Este año deberá desarrollarse toda la legislación secundaria del Sistema Nacional Anticorrupción, insertado apenas en la Constitución. Las nuevas reglas pueden ser un arma de doble filo: es posible que reduzcan los márgenes de discrecionalidad de los gestores públicos y establezcan prácticas renovadas que promuevan la rendición de cuentas y limiten la utilización privada del Estado, pero también es probable, como históricamente ha ocurrido en México, que se desarrollen nuevas formas de simulación y de cumplimiento aparente de las nuevas normas, al tiempo que la maraña de requisitos entorpezca aún más la eficiencia de un Estado proverbialmente ineficaz.

La legislación derivada de las reformas constitucionales sobre corrupción puede no servir de nada si no cambian las rutinas institucionales del Estado mexicano.
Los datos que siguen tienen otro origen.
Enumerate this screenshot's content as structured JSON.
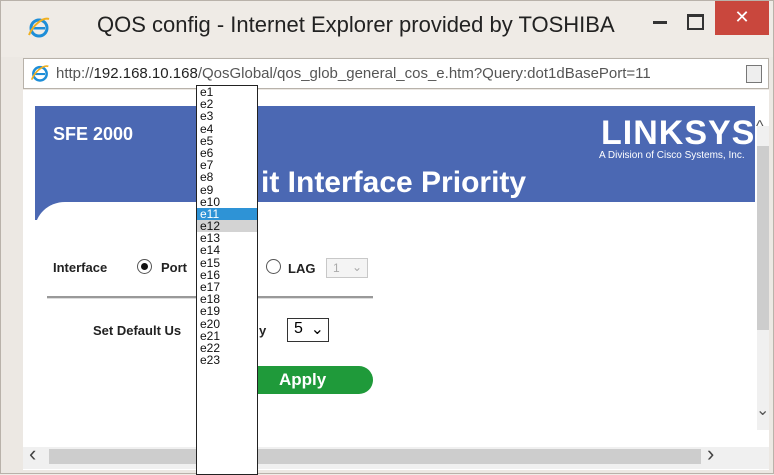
{
  "window": {
    "title": "QOS config - Internet Explorer provided by TOSHIBA",
    "min_icon": "minimize-icon",
    "max_icon": "maximize-icon",
    "close_icon": "close-icon",
    "close_glyph": "✕"
  },
  "address": {
    "url_prefix": "http://",
    "url_domain": "192.168.10.168",
    "url_path": "/QosGlobal/qos_glob_general_cos_e.htm?Query:dot1dBasePort=11"
  },
  "page": {
    "device": "SFE 2000",
    "brand": "LINKSYS",
    "brand_sub": "A Division of Cisco Systems, Inc.",
    "heading": "it Interface Priority",
    "interface_label": "Interface",
    "port_label": "Port",
    "lag_label": "LAG",
    "lag_value": "1",
    "default_label": "Set Default Us",
    "default_suffix": "y",
    "priority_value": "5",
    "apply_label": "Apply"
  },
  "dropdown": {
    "options": [
      "e1",
      "e2",
      "e3",
      "e4",
      "e5",
      "e6",
      "e7",
      "e8",
      "e9",
      "e10",
      "e11",
      "e12",
      "e13",
      "e14",
      "e15",
      "e16",
      "e17",
      "e18",
      "e19",
      "e20",
      "e21",
      "e22",
      "e23"
    ],
    "highlighted": "e11",
    "selected": "e12"
  },
  "colors": {
    "header_blue": "#4b68b3",
    "apply_green": "#1f9a3a",
    "highlight": "#2e93d6",
    "close_red": "#c9473d"
  }
}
En primer lugar, mientras el sistema de incentivos de los funcionarios siga siendo político, basado en la disciplina y la lealtad al jefe de la camarilla y no se transforme en un sistema meritocrático donde el ingreso, la promoción y la permanencia dependan de los conocimientos y el desempeño, no de la fidelidad a una red de clientelas, seguirán imperando las visiones de corto plazo y las redes de complicidad en la burocracia mexicana.

Peña Nieto y sus subordinados no han hecho otra cosa que comportarse como tradicionalmente se han comportado los políticos y los burócratas en este país. Sin embargo, si México quiere finalmente integrarse en Norteamérica y aprovechar las ventajas de pertenecer a un mercado complejo, con reglas claras e impersonales, deberá generar nuevas rutinas en la manera de gestionar lo público: esa difícil costumbre de rendir cuentas.